Colorado authorities are wondering if a missing 19-year-old woman who was found dead a few weeks ago hired her killer after posting a Craiglist ad that said, “I want to put a hit on myself.”
That bizarre hit-man scenario is spelled out in an arrest affidavit unsealed Friday. Joseph Lopez, 22, arrested late Thursday, is charged with the execution-style slaying of the teenager, Natalie Bollinger, in Adams County.
The affidavit states that Lopez confessed to killing Bollinger, of Broomfield, after claiming that she hired him to whack her, KMGH-TV reported.
Bollinger was found dead on Dec. 29, a day after her boyfriend reported her missing.

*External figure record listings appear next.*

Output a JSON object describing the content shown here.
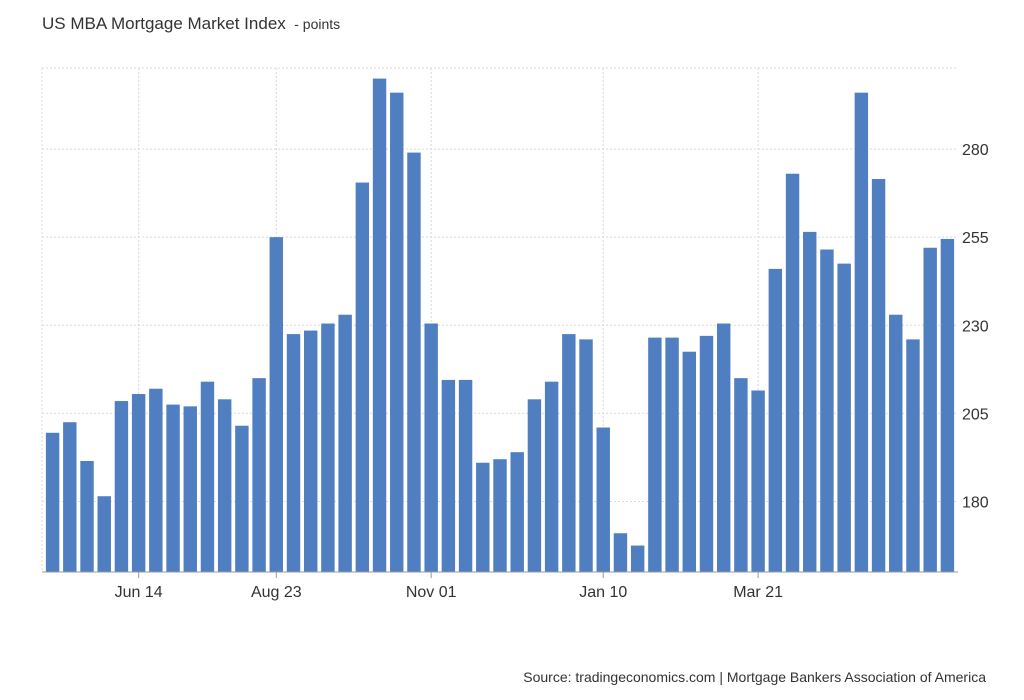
{
  "chart_data": {
    "type": "bar",
    "title": "US MBA Mortgage Market Index",
    "subtitle": "- points",
    "xlabel": "",
    "ylabel": "",
    "x_tick_labels": [
      "Jun 14",
      "Aug 23",
      "Nov 01",
      "Jan 10",
      "Mar 21"
    ],
    "x_tick_bar_index": [
      5,
      13,
      22,
      32,
      41
    ],
    "y_ticks": [
      180,
      205,
      230,
      255,
      280
    ],
    "ylim": [
      160,
      303
    ],
    "grid": true,
    "legend": "none",
    "bar_color": "#4F7FC0",
    "series": [
      {
        "values": [
          199.5,
          202.5,
          191.5,
          181.5,
          208.5,
          210.5,
          212,
          207.5,
          207,
          214,
          209,
          201.5,
          215,
          255,
          227.5,
          228.5,
          230.5,
          233,
          270.5,
          300,
          296,
          279,
          230.5,
          214.5,
          214.5,
          191,
          192,
          194,
          209,
          214,
          227.5,
          226,
          201,
          171,
          167.5,
          226.5,
          226.5,
          222.5,
          227,
          230.5,
          215,
          211.5,
          246,
          273,
          256.5,
          251.5,
          247.5,
          296,
          271.5,
          233,
          226,
          252,
          254.5
        ]
      }
    ]
  },
  "source": "Source: tradingeconomics.com | Mortgage Bankers Association of America"
}
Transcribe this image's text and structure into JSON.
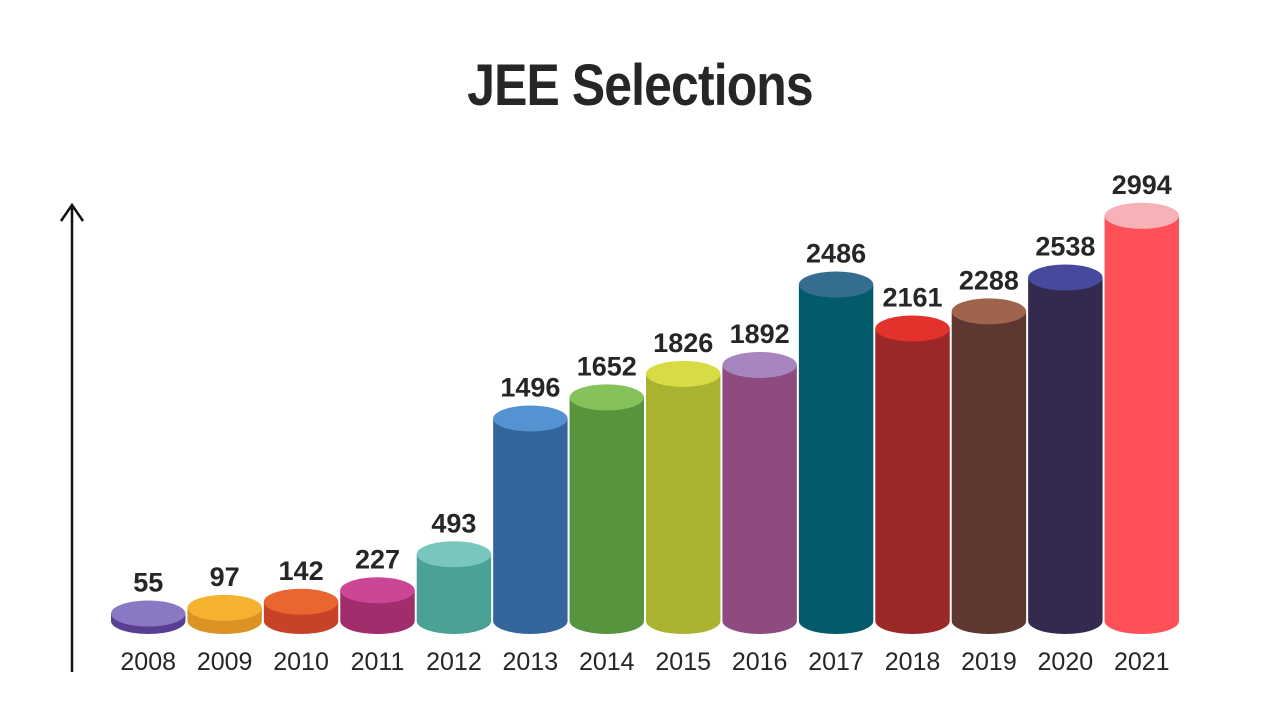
{
  "chart_data": {
    "type": "bar",
    "title": "JEE Selections",
    "xlabel": "",
    "ylabel": "",
    "categories": [
      "2008",
      "2009",
      "2010",
      "2011",
      "2012",
      "2013",
      "2014",
      "2015",
      "2016",
      "2017",
      "2018",
      "2019",
      "2020",
      "2021"
    ],
    "values": [
      55,
      97,
      142,
      227,
      493,
      1496,
      1652,
      1826,
      1892,
      2486,
      2161,
      2288,
      2538,
      2994
    ],
    "value_labels": [
      "55",
      "97",
      "142",
      "227",
      "493",
      "1496",
      "1652",
      "1826",
      "1892",
      "2486",
      "2161",
      "2288",
      "2538",
      "2994"
    ],
    "ylim": [
      0,
      3000
    ],
    "grid": false,
    "legend": "none",
    "style": "3d-cylinder",
    "colors": [
      "#583f94",
      "#dc9324",
      "#c74227",
      "#a22d6c",
      "#4aa294",
      "#34659d",
      "#56953d",
      "#aab32f",
      "#8f4a7f",
      "#035a6b",
      "#9c2727",
      "#5d3730",
      "#342a4f",
      "#ff5058"
    ],
    "top_colors": [
      "#8b78c2",
      "#f5b22f",
      "#e96631",
      "#cc4696",
      "#79c7bc",
      "#5592d1",
      "#86c25a",
      "#d7dc45",
      "#a786bf",
      "#356d8f",
      "#e2322b",
      "#a0644e",
      "#474a9c",
      "#f6b2b7"
    ]
  }
}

The cause of death was a gunshot wound to the head, but she also had a potentially lethal level of heroin in her system, according to reports.

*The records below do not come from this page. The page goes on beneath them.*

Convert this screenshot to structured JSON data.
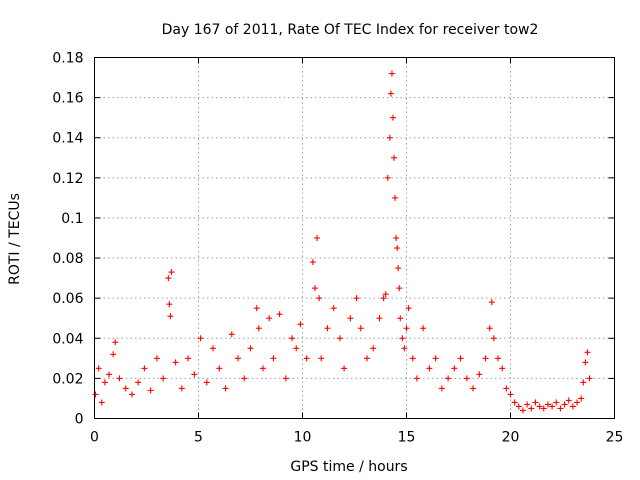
{
  "chart_data": {
    "type": "scatter",
    "title": "Day 167 of 2011, Rate Of TEC Index for receiver tow2",
    "xlabel": "GPS time / hours",
    "ylabel": "ROTI / TECUs",
    "xlim": [
      0,
      25
    ],
    "ylim": [
      0,
      0.18
    ],
    "xticks": [
      0,
      5,
      10,
      15,
      20,
      25
    ],
    "yticks": [
      0,
      0.02,
      0.04,
      0.06,
      0.08,
      0.1,
      0.12,
      0.14,
      0.16,
      0.18
    ],
    "xtick_labels": [
      "0",
      "5",
      "10",
      "15",
      "20",
      "25"
    ],
    "ytick_labels": [
      "0",
      "0.02",
      "0.04",
      "0.06",
      "0.08",
      "0.1",
      "0.12",
      "0.14",
      "0.16",
      "0.18"
    ],
    "grid": true,
    "marker": "+",
    "marker_color": "#ff0000",
    "series": [
      {
        "name": "ROTI",
        "x": [
          0.05,
          0.2,
          0.35,
          0.5,
          0.7,
          0.9,
          1.0,
          1.2,
          1.5,
          1.8,
          2.1,
          2.4,
          2.7,
          3.0,
          3.3,
          3.55,
          3.6,
          3.65,
          3.7,
          3.9,
          4.2,
          4.5,
          4.8,
          5.1,
          5.4,
          5.7,
          6.0,
          6.3,
          6.6,
          6.9,
          7.2,
          7.5,
          7.8,
          7.9,
          8.1,
          8.4,
          8.6,
          8.9,
          9.2,
          9.5,
          9.7,
          9.9,
          10.2,
          10.5,
          10.6,
          10.7,
          10.8,
          10.9,
          11.2,
          11.5,
          11.8,
          12.0,
          12.3,
          12.6,
          12.8,
          13.1,
          13.4,
          13.7,
          13.9,
          14.0,
          14.1,
          14.2,
          14.25,
          14.3,
          14.35,
          14.4,
          14.45,
          14.5,
          14.55,
          14.6,
          14.65,
          14.7,
          14.8,
          14.9,
          15.0,
          15.1,
          15.3,
          15.5,
          15.8,
          16.1,
          16.4,
          16.7,
          17.0,
          17.3,
          17.6,
          17.9,
          18.2,
          18.5,
          18.8,
          19.0,
          19.1,
          19.2,
          19.4,
          19.6,
          19.8,
          20.0,
          20.2,
          20.4,
          20.6,
          20.8,
          21.0,
          21.2,
          21.4,
          21.6,
          21.8,
          22.0,
          22.2,
          22.4,
          22.6,
          22.8,
          23.0,
          23.2,
          23.4,
          23.5,
          23.6,
          23.7,
          23.8
        ],
        "y": [
          0.012,
          0.025,
          0.008,
          0.018,
          0.022,
          0.032,
          0.038,
          0.02,
          0.015,
          0.012,
          0.018,
          0.025,
          0.014,
          0.03,
          0.02,
          0.07,
          0.057,
          0.051,
          0.073,
          0.028,
          0.015,
          0.03,
          0.022,
          0.04,
          0.018,
          0.035,
          0.025,
          0.015,
          0.042,
          0.03,
          0.02,
          0.035,
          0.055,
          0.045,
          0.025,
          0.05,
          0.03,
          0.052,
          0.02,
          0.04,
          0.035,
          0.047,
          0.03,
          0.078,
          0.065,
          0.09,
          0.06,
          0.03,
          0.045,
          0.055,
          0.04,
          0.025,
          0.05,
          0.06,
          0.045,
          0.03,
          0.035,
          0.05,
          0.06,
          0.062,
          0.12,
          0.14,
          0.162,
          0.172,
          0.15,
          0.13,
          0.11,
          0.09,
          0.085,
          0.075,
          0.065,
          0.05,
          0.04,
          0.035,
          0.045,
          0.055,
          0.03,
          0.02,
          0.045,
          0.025,
          0.03,
          0.015,
          0.02,
          0.025,
          0.03,
          0.02,
          0.015,
          0.022,
          0.03,
          0.045,
          0.058,
          0.04,
          0.03,
          0.025,
          0.015,
          0.012,
          0.008,
          0.006,
          0.004,
          0.007,
          0.005,
          0.008,
          0.006,
          0.005,
          0.007,
          0.006,
          0.008,
          0.005,
          0.007,
          0.009,
          0.006,
          0.008,
          0.01,
          0.018,
          0.028,
          0.033,
          0.02
        ]
      }
    ]
  }
}
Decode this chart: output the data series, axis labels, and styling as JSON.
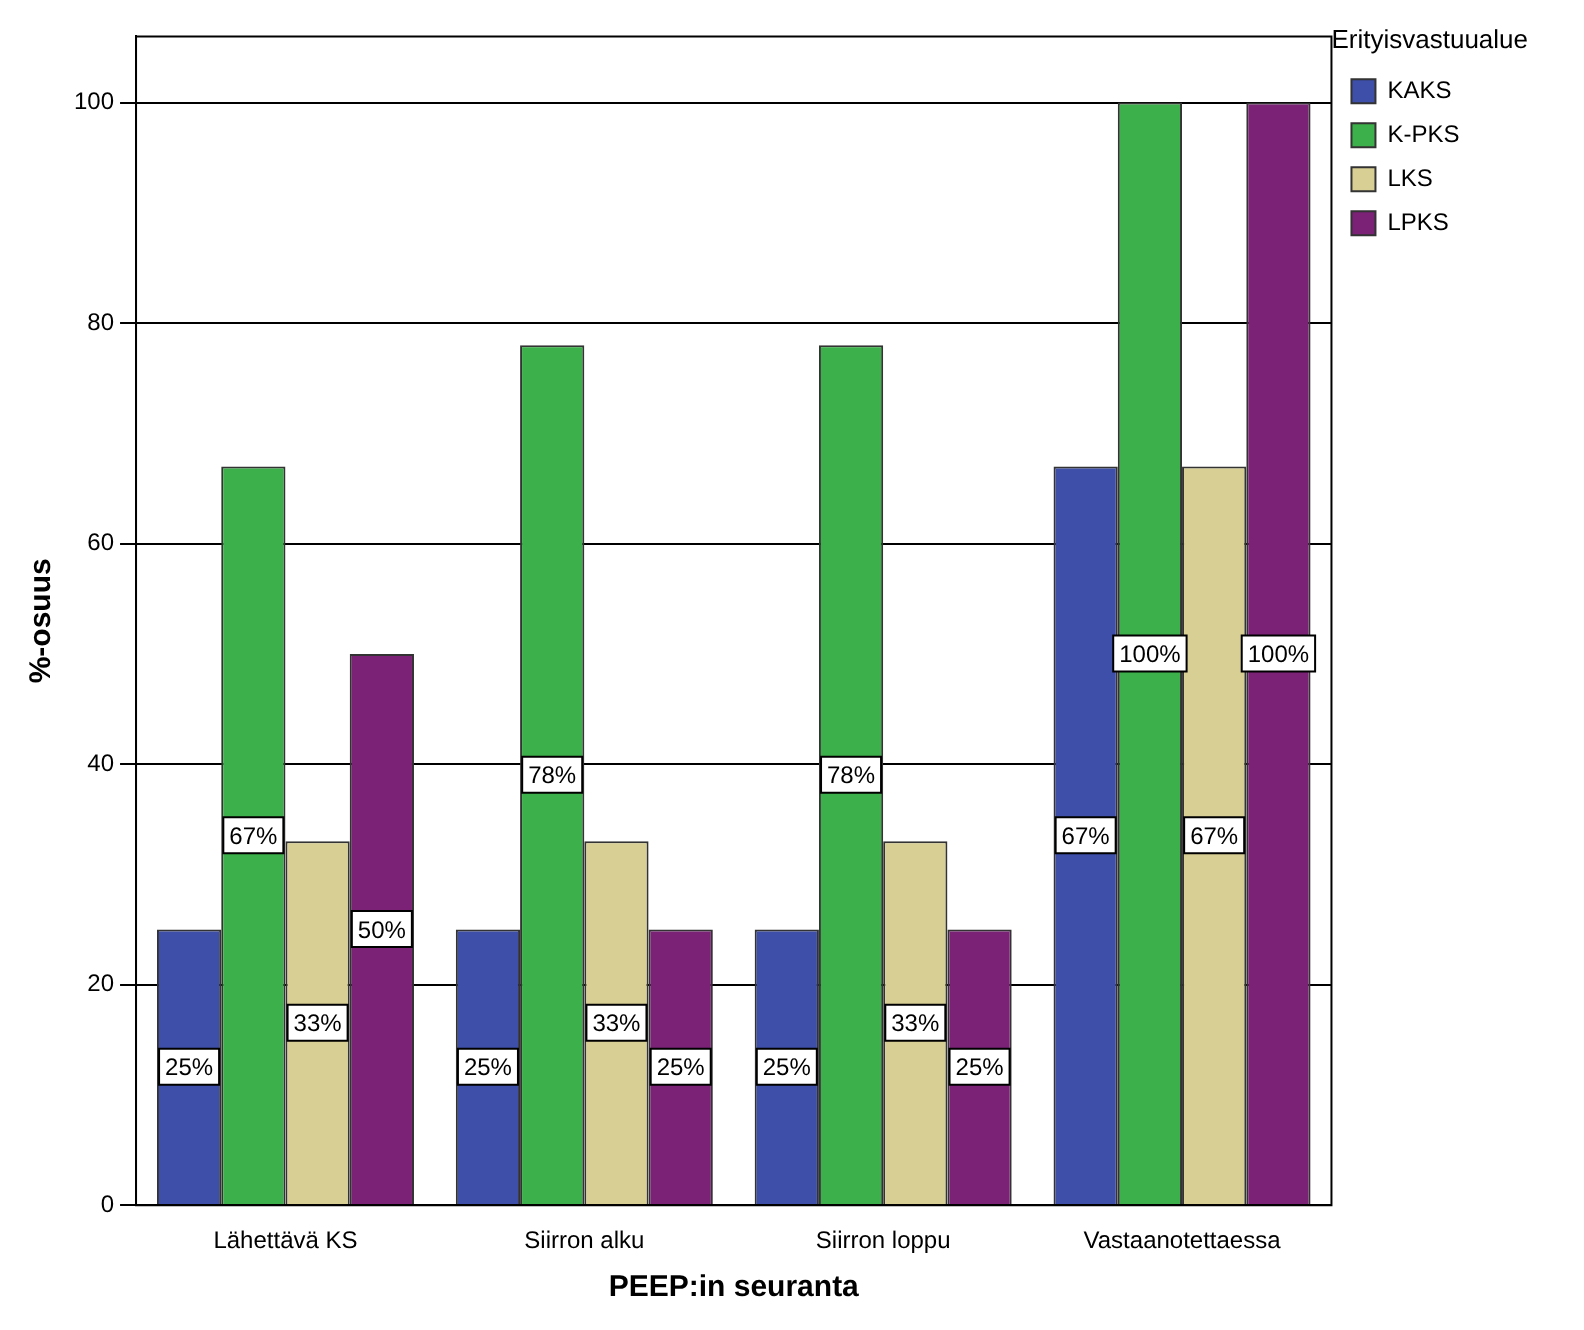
{
  "chart_data": {
    "type": "bar",
    "xlabel": "PEEP:in seuranta",
    "ylabel": "%-osuus",
    "legend_title": "Erityisvastuualue",
    "legend": "top right",
    "grid": "y",
    "categories": [
      "Lähettävä KS",
      "Siirron alku",
      "Siirron loppu",
      "Vastaanotettaessa"
    ],
    "ylim": [
      0,
      106
    ],
    "yticks": [
      0,
      20,
      40,
      60,
      80,
      100
    ],
    "series": [
      {
        "name": "KAKS",
        "color": "#3d4fa8",
        "values": [
          25,
          25,
          25,
          67
        ],
        "value_labels": [
          "25%",
          "25%",
          "25%",
          "67%"
        ]
      },
      {
        "name": "K-PKS",
        "color": "#3cb04a",
        "values": [
          67,
          78,
          78,
          100
        ],
        "value_labels": [
          "67%",
          "78%",
          "78%",
          "100%"
        ]
      },
      {
        "name": "LKS",
        "color": "#d8cf94",
        "values": [
          33,
          33,
          33,
          67
        ],
        "value_labels": [
          "33%",
          "33%",
          "33%",
          "67%"
        ]
      },
      {
        "name": "LPKS",
        "color": "#7b2277",
        "values": [
          50,
          25,
          25,
          100
        ],
        "value_labels": [
          "50%",
          "25%",
          "25%",
          "100%"
        ]
      }
    ]
  }
}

The station reported that investigators spoke to Bollinger's friends and relatives, and some said she had a a history of suicidal thoughts. Others said she was happy and looking forward to going to school.

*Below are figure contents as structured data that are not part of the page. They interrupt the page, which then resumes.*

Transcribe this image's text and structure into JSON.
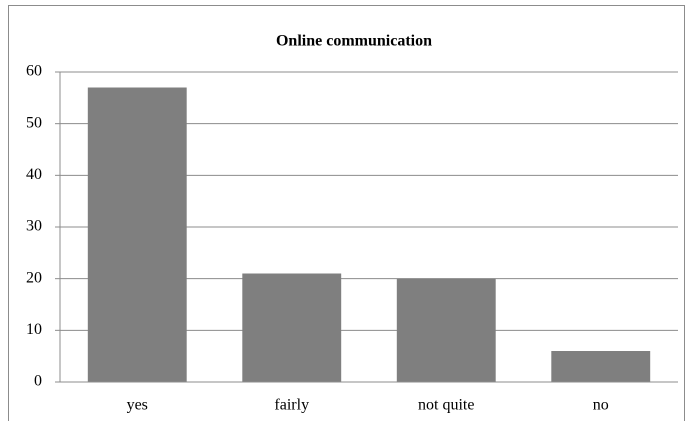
{
  "chart_data": {
    "type": "bar",
    "title": "Online communication",
    "categories": [
      "yes",
      "fairly",
      "not quite",
      "no"
    ],
    "values": [
      57,
      21,
      20,
      6
    ],
    "color": "#7f7f7f",
    "ylim": [
      0,
      60
    ],
    "yticks": [
      0,
      10,
      20,
      30,
      40,
      50,
      60
    ],
    "grid": true
  }
}
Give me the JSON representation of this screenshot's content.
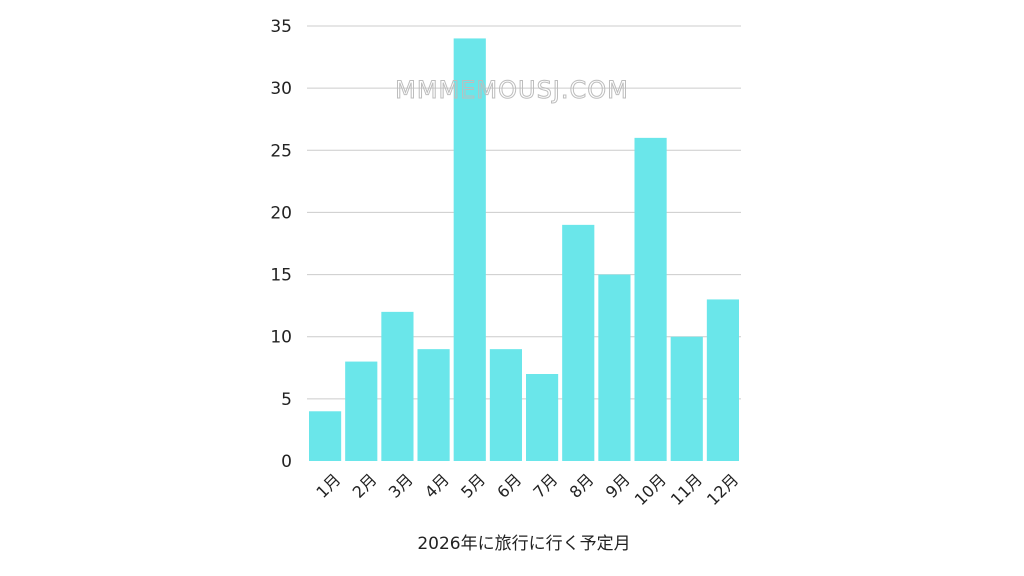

KMGH quoted the affidavit as saying that Lopez told investigators he contacted Bollinger using a fake hit-man persona after he spotted her Craigslist ad.
The affidavit goes on to say that when Lopez went to her apartment on Dec. 28, she told him that she wanted to be killed “on her knees … executed from behind,“ the station reported.
BODY OF MISSING COLORADO WOMAN, 19, IS FOUND; POLICE SPEAK WITH ALLEGED HARASSER
The court document further quotes Lopez as saying that after they drove to a secluded spot, he shot Bollinger after they both got down on their knees and said a prayer, the station reported.
The affidavit says Lopez initially denied carrying out the hit but admitted pulling the trigger when confronted with GPS data from his phone showing his whereabouts at the murder spot, the station reported.
Sheriff Michael McIntosh said Friday at a news conference that detectives wanted to question Lopez after they examined Bollinger’s cellphone. She and Lopez texted each other 119 times on Dec. 28.
“He did make comments that he thought that he might know why we wanted to speak to him,” the sheriff said.
He said Lopez and Bollinger hadn't known each other that long.
At the news conference, McIntosh never discussed the affidavit.
During the investigation, investigators questioned a man whom Bollinger accused of stalking her before she was killed.
That man had nothing to do with the murder, McIntosh said.